Dostoïevski dans Une sale histoire
La méfiance devant tout ce qui sent un peu trop le All Star Game
culturel est un sain réflexe.
Si, sur le papier, les rencontres de prestiges sont alléchantes,
les talents s’additionnant souvent moins heureusement que les notoriétés les
attentes sont déçues plus souvent qu’à leur tour.
Prenez Liliom : un vrai fantasme d’affichistes, pensez,
Antonin Artaud et Fritz Lang se partageant le même espace papier et c’est le
divertissement qui s’éloigne au profit du Kulturel.

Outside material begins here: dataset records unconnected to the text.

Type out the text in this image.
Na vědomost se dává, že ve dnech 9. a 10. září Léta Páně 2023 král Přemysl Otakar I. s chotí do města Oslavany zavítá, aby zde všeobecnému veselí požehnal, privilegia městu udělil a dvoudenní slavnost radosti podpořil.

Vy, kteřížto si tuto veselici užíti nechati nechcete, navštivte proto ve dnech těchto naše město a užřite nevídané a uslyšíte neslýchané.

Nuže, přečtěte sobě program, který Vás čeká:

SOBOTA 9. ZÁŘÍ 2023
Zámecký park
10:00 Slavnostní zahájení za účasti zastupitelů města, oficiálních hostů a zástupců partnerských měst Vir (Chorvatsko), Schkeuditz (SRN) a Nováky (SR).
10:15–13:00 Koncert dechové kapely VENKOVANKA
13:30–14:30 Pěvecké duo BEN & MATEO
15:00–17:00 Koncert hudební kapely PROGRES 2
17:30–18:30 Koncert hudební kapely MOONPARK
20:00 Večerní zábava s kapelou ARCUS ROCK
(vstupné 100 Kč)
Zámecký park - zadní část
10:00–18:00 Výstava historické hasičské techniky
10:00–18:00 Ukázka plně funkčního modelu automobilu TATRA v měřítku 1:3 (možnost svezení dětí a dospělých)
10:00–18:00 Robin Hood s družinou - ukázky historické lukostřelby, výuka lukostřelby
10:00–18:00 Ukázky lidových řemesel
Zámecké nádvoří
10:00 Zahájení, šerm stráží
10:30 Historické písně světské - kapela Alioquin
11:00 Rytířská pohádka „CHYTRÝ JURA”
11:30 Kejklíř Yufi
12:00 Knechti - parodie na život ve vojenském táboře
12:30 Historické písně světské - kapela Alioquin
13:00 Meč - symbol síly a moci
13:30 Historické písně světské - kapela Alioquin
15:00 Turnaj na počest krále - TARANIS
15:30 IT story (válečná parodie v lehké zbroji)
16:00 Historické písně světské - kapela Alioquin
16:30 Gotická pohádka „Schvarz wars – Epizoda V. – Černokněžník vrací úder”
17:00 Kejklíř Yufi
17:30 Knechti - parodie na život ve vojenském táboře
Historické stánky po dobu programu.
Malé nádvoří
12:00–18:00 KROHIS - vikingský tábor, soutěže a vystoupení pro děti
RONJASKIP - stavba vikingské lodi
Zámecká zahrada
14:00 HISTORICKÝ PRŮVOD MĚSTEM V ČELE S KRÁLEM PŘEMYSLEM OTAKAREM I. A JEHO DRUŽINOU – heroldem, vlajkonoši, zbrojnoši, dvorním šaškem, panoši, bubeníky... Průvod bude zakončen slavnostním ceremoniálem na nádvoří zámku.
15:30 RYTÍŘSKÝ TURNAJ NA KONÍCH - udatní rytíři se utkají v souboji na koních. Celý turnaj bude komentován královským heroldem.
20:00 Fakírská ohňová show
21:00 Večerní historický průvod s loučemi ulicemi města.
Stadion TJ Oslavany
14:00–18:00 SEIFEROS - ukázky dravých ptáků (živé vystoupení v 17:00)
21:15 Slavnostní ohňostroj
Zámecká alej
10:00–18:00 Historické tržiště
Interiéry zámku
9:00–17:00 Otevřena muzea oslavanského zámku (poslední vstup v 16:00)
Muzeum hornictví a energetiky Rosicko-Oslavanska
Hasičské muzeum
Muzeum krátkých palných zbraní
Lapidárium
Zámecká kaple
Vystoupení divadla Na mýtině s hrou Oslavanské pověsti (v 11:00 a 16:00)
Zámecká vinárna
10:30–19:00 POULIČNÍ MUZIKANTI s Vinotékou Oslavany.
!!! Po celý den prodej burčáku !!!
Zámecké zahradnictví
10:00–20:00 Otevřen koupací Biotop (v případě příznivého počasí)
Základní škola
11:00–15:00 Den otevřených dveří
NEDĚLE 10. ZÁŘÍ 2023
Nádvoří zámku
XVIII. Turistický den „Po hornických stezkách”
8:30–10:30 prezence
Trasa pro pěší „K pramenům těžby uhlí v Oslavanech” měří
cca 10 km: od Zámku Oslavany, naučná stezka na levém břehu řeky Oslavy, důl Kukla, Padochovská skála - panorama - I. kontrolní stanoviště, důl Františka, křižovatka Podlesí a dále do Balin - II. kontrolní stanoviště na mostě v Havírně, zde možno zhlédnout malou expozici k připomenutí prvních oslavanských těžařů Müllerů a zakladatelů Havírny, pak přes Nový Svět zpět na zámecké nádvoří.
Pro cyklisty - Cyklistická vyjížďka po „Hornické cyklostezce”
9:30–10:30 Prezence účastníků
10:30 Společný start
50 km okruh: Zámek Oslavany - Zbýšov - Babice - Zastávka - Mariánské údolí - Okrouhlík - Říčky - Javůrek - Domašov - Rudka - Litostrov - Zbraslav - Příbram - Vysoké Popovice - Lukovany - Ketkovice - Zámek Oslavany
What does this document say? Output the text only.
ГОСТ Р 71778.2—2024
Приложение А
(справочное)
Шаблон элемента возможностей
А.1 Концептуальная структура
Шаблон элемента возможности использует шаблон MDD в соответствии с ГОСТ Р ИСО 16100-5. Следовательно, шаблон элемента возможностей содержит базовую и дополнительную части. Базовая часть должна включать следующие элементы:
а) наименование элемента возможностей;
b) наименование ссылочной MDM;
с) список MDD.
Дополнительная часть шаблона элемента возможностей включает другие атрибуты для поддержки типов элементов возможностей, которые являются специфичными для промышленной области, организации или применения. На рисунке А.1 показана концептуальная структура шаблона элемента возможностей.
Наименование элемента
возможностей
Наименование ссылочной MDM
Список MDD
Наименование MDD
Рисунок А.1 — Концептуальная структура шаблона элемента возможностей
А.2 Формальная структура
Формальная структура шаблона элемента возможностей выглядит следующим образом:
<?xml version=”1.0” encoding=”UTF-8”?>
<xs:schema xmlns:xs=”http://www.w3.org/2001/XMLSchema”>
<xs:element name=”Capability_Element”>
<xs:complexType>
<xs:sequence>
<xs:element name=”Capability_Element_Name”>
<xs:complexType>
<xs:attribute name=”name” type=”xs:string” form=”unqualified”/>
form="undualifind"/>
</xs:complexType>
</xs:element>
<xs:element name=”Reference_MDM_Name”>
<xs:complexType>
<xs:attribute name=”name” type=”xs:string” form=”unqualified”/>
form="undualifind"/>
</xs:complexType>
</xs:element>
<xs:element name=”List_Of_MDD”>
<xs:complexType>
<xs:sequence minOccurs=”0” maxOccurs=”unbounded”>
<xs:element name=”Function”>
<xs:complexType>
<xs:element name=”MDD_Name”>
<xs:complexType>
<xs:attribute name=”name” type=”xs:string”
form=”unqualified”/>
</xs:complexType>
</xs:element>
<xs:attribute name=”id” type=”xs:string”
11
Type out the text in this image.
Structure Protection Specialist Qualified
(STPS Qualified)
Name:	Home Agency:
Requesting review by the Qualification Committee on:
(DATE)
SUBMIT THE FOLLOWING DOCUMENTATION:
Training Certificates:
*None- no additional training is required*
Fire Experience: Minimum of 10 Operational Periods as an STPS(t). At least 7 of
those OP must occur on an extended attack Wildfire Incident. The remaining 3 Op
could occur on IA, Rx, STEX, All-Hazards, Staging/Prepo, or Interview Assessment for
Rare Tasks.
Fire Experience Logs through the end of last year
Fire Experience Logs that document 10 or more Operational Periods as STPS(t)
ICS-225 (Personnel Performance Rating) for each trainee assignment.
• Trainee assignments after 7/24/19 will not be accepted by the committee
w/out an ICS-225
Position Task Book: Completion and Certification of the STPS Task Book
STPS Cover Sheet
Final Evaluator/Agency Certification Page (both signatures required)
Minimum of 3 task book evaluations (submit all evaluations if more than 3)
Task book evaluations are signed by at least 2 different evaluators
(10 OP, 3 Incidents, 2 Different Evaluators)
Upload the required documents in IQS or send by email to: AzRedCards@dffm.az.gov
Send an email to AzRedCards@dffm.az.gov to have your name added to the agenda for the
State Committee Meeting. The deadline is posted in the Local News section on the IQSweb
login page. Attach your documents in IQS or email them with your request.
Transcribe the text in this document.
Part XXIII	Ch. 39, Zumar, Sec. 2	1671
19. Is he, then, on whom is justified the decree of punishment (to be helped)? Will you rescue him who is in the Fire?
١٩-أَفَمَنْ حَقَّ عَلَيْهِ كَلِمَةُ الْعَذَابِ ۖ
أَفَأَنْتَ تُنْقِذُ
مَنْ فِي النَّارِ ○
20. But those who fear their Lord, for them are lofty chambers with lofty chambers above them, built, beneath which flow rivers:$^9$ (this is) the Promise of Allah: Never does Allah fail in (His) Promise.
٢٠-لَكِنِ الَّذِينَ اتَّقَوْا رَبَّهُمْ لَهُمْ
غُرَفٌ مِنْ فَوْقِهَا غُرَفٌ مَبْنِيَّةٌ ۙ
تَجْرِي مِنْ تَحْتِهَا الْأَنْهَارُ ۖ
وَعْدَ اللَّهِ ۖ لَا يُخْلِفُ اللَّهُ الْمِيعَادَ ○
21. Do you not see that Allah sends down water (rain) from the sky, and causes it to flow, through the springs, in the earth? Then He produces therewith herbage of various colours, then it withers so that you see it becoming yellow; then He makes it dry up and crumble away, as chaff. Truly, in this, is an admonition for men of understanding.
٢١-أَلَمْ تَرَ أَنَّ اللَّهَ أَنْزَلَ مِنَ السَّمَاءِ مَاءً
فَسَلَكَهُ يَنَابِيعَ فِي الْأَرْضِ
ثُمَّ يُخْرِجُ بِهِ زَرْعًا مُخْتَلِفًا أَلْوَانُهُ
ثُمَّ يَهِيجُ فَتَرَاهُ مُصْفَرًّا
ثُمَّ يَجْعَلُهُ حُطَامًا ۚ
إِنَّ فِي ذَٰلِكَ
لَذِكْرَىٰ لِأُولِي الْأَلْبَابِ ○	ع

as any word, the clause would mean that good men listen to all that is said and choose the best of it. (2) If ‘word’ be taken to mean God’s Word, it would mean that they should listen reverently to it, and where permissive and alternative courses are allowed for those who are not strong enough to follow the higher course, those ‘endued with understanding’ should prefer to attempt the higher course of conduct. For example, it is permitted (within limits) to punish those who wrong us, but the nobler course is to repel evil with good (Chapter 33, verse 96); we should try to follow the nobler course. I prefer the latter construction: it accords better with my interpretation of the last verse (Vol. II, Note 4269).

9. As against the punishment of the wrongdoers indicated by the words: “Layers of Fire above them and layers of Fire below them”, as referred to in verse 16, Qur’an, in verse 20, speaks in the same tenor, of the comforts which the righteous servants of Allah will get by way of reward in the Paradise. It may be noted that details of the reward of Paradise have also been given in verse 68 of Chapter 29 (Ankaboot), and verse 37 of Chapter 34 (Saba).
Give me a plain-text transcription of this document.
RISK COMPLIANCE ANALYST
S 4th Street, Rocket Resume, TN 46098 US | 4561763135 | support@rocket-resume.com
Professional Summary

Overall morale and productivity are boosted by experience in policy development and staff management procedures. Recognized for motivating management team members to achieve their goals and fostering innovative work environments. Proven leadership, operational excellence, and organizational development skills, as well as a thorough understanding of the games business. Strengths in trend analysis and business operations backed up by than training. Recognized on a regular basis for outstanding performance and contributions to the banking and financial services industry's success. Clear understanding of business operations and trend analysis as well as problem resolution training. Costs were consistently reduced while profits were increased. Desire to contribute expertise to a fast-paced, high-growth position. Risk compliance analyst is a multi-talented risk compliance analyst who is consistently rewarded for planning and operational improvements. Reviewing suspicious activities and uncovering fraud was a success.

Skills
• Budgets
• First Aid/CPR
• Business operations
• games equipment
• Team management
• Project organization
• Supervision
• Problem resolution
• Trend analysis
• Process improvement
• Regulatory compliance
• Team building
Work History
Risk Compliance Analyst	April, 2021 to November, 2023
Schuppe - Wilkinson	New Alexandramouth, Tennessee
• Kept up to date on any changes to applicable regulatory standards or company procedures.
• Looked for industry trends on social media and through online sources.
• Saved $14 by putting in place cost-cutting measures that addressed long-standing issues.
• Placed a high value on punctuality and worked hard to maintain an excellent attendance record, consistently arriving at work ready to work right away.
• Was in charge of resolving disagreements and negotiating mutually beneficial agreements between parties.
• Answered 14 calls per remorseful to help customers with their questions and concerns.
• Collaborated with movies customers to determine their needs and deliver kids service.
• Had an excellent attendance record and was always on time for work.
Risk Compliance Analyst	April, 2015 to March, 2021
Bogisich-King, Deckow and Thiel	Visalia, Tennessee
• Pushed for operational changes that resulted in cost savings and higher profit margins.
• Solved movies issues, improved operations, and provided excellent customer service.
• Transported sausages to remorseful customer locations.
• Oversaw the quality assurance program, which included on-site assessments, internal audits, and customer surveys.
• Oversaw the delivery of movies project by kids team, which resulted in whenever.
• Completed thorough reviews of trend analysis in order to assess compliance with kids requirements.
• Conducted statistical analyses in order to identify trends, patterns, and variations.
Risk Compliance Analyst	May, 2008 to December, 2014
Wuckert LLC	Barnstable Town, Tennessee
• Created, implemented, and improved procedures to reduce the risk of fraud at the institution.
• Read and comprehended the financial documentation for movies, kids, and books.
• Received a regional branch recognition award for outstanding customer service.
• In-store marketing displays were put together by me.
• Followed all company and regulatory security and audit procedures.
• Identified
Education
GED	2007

Ça aurait très bien pu être vrai, après tout, Artaud a, avant
l’auto-combustion, montré son visage torturé dans plusieurs films, aux
prestigieuses signatures souvent, et dont certains très bons.
Et pourtant ce film (je ne compte pas vous en faire le résumé, ce
n’est pas le propos et il est tard ; cliquez, les liens sont faits pour ça),
transition entre – pour reprendre les propres mots de la Bible Lourcellienne – « Les
noirs d’encre de l’expressionisme et les gris d’acier de la période
américaine », se révèle assez médiocre.
Le mélange de réalisme et d’onirisme ne prend pas et on sent Lang très
embarrassé par ce réalisme poétique si typically french qu’il semble tenir du
folklore obligatoire.
Pourtant, de ce quasi ratage, je garde quelques souvenirs très
précis et vifs.
C’est qu’une scène dans laquelle intervient Antonin Artaud (j’ai
oublié de préciser qu’il tient un rôle minuscule. Quoi, ça flingue mon
intro ?) ne m’a jamais vraiment quitté.
Artaud, ange gardien du personnage principal se révèle à lui alors
qu’on emmène ce dernier vers le purgatoire. Il n’aura pas vraiment failli dans
son travail d’ange gardien, après tout il était là pour indiquer le bon chemin,
ce qu’il a fait. Et, devant Liliom (le personnage principal donc), revoyant
toutes ces occasions manquées, passant de la compréhension, brutale,
douloureuse à une supplique pas moins pourvue de telles qualités, l’ange
gardien, sourire angélique (forcément), voix douce à l’excès se contente d’un
simple « trop tard » !
Je ne finis toujours pas d’en frissonner.